The bridge of the polar crane for Unit 1 of the Zhangzhou nuclear power plant in the Chinese province of Fujian was brought into position near the top of the Hualong One reactor building. For the first time in China, the components of the bridge were not lifted individually but as a whole. Sitting on a circular rail, the crane can rotate 360 ​​degrees and is used to lift reactor components and main pump components.

Installation of the bridge of the polar crane in Zhangzhou Block 1 (Image: CNNC)

The 45.5 meter long, 15.2 meter wide, 8.37 meter high and around 418 tonne component was lifted into place on August 24th with a 3200 tonne crawler crane.

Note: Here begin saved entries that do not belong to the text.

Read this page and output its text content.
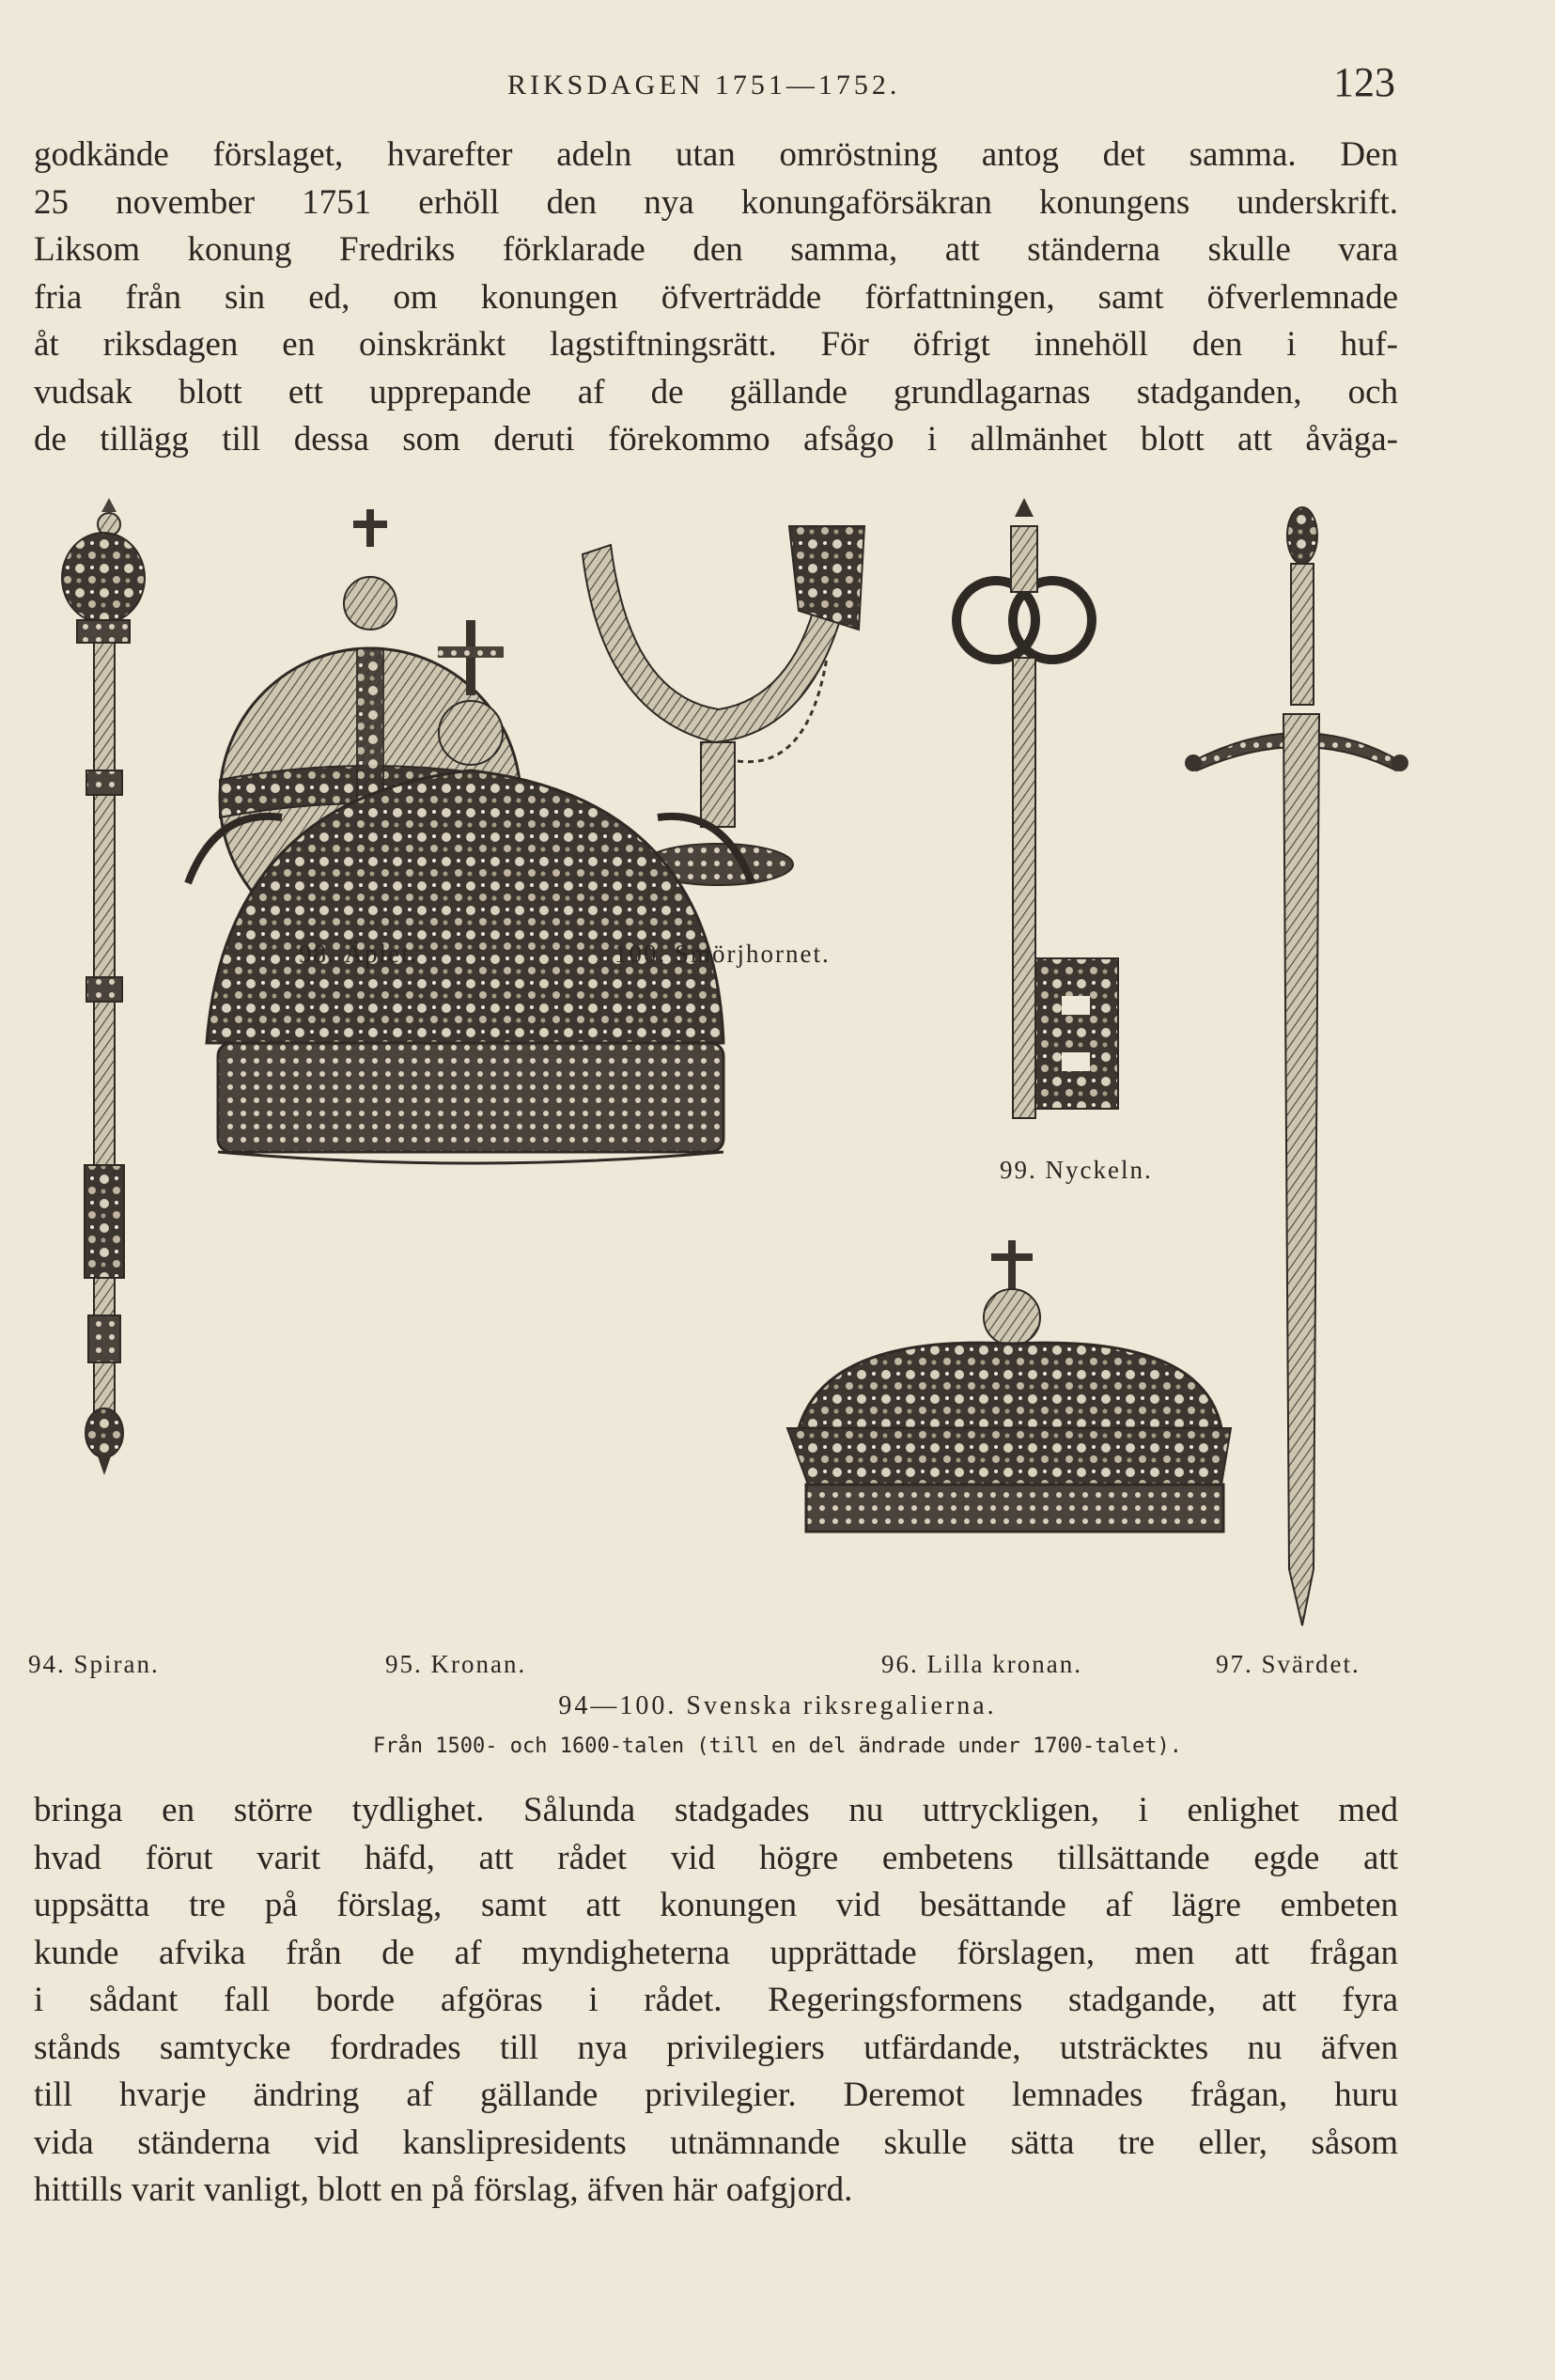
RIKSDAGEN 1751—1752.	123
godkände förslaget, hvarefter adeln utan omröstning antog det samma. Den
25 november 1751 erhöll den nya konungaförsäkran konungens underskrift.
Liksom konung Fredriks förklarade den samma, att ständerna skulle vara
fria från sin ed, om konungen öfverträdde författningen, samt öfverlemnade
åt riksdagen en oinskränkt lagstiftningsrätt. För öfrigt innehöll den i huf-
vudsak blott ett upprepande af de gällande grundlagarnas stadganden, och
de tillägg till dessa som deruti förekommo afsågo i allmänhet blott att åväga-
98. Äplet.	100. Smörjhornet.
99. Nyckeln.
94. Spiran.	95. Kronan.	96. Lilla kronan.	97. Svärdet.
94—100. Svenska riksregalierna.
Från 1500- och 1600-talen (till en del ändrade under 1700-talet).
bringa en större tydlighet. Sålunda stadgades nu uttryckligen, i enlighet med
hvad förut varit häfd, att rådet vid högre embetens tillsättande egde att
uppsätta tre på förslag, samt att konungen vid besättande af lägre embeten
kunde afvika från de af myndigheterna upprättade förslagen, men att frågan
i sådant fall borde afgöras i rådet. Regeringsformens stadgande, att fyra
stånds samtycke fordrades till nya privilegiers utfärdande, utsträcktes nu äfven
till hvarje ändring af gällande privilegier. Deremot lemnades frågan, huru
vida ständerna vid kanslipresidents utnämnande skulle sätta tre eller, såsom
hittills varit vanligt, blott en på förslag, äfven här oafgjord.
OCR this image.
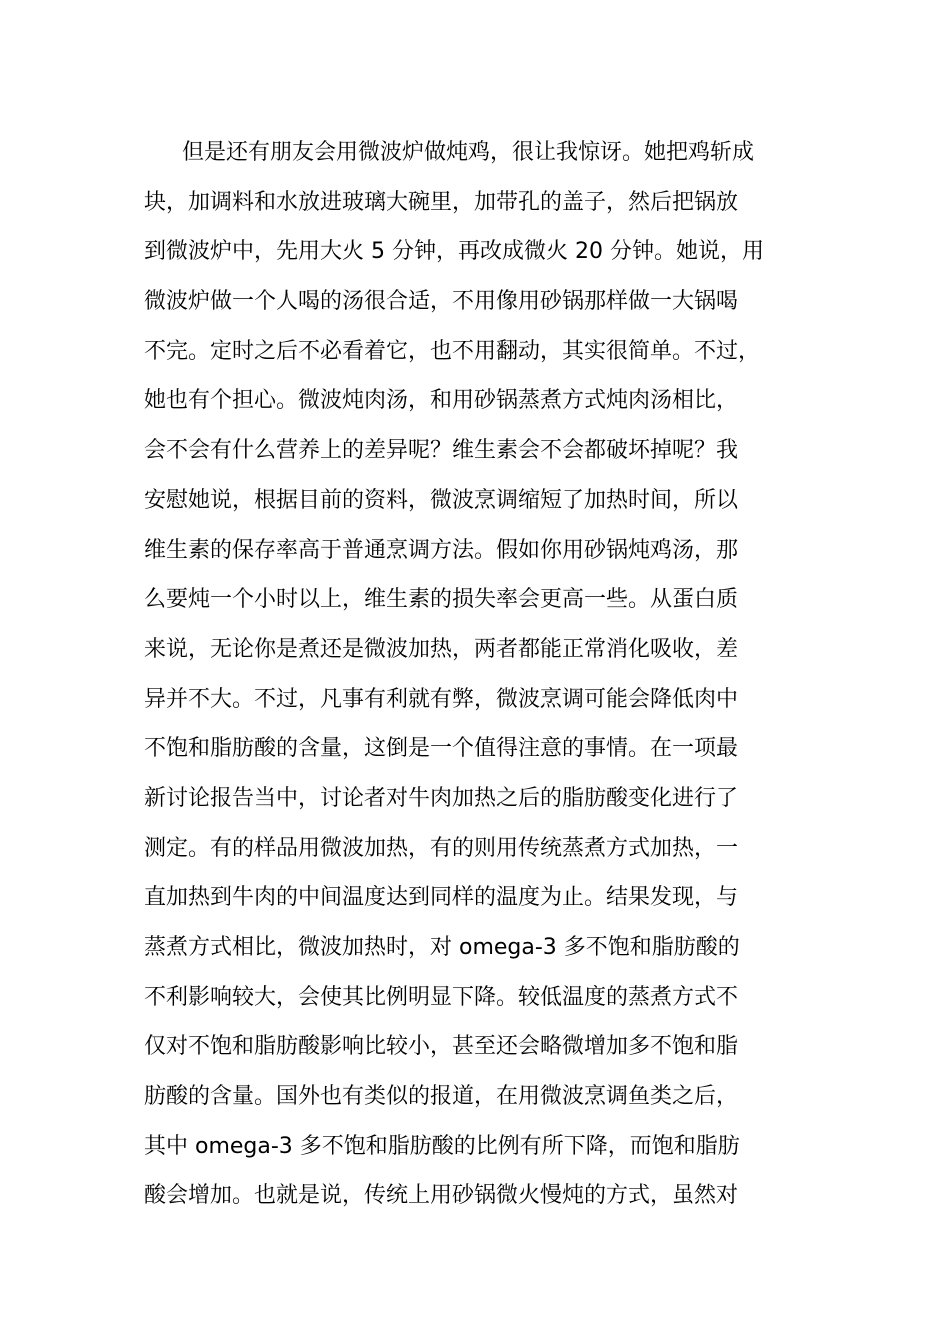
但是还有朋友会用微波炉做炖鸡，很让我惊讶。她把鸡斩成
块，加调料和水放进玻璃大碗里，加带孔的盖子，然后把锅放
到微波炉中，先用大火 5 分钟，再改成微火 20 分钟。她说，用
微波炉做一个人喝的汤很合适，不用像用砂锅那样做一大锅喝
不完。定时之后不必看着它，也不用翻动，其实很简单。不过，
她也有个担心。微波炖肉汤，和用砂锅蒸煮方式炖肉汤相比，
会不会有什么营养上的差异呢？维生素会不会都破坏掉呢？我
安慰她说，根据目前的资料，微波烹调缩短了加热时间，所以
维生素的保存率高于普通烹调方法。假如你用砂锅炖鸡汤，那
么要炖一个小时以上，维生素的损失率会更高一些。从蛋白质
来说，无论你是煮还是微波加热，两者都能正常消化吸收，差
异并不大。不过，凡事有利就有弊，微波烹调可能会降低肉中
不饱和脂肪酸的含量，这倒是一个值得注意的事情。在一项最
新讨论报告当中，讨论者对牛肉加热之后的脂肪酸变化进行了
测定。有的样品用微波加热，有的则用传统蒸煮方式加热，一
直加热到牛肉的中间温度达到同样的温度为止。结果发现，与
蒸煮方式相比，微波加热时，对 omega-3 多不饱和脂肪酸的
不利影响较大，会使其比例明显下降。较低温度的蒸煮方式不
仅对不饱和脂肪酸影响比较小，甚至还会略微增加多不饱和脂
肪酸的含量。国外也有类似的报道，在用微波烹调鱼类之后，
其中 omega-3 多不饱和脂肪酸的比例有所下降，而饱和脂肪
酸会增加。也就是说，传统上用砂锅微火慢炖的方式，虽然对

China National Nuclear Corporation (CNNC) noted that this was the first time the bridge and its components have been installed in China as a whole. So far, the various components of polar cranes for data measurements have been assembled on the ground before they are dismantled, lifted separately and reassembled. At the bridge for Zhangzhou 1, the electric, non-electric, end girders, horizontal wheels, rotating mechanism and other components were assembled on the ground and then lifted as a whole.

“The use of a new installation technology simplifies the tedious dismantling and assembly process of segmented hoists, which significantly improves construction efficiency,” said CNNC. It found that the new procedure reduced the time it took to install the polar crane by 15 days.

Polar cranes are used in pressurized water reactors to lift reactor vessel lids, internals, and a variety of lighter loads in the event of refueling failures. In some plants, the polar crane is also used to lift the reactor vessel itself and the steam generator during construction.

CNNC said the installation of the polar crane would “lay a solid foundation for the later introduction of the main equipment and the lifting of the inner dome”.

In May 2014, the local government approved Phase I of the Zhangzhou plant, which consists of two AP1000 units. The National Nuclear Safety Administration approved the blocks in December 2015 and confirmed the site selection in October 2016. Construction of Phase I was originally scheduled to begin in May 2017. However, CNNC later decided to use the Hualong One design instead. Two more units are planned for Phase II of the facility and two more are proposed for Phase III.

China’s Ministry of Ecology and Environment granted CNNC-Guodian Zhangzhou Energy Company, the owner of that of CNNC (51%) and China Guodian Corporation (49%) in 2011, on October 9, 2019. Construction of Unit 1 began a week later, that of block 2 in September 2020. Commercial operation of the blocks is planned for 2024 and 2025 respectively.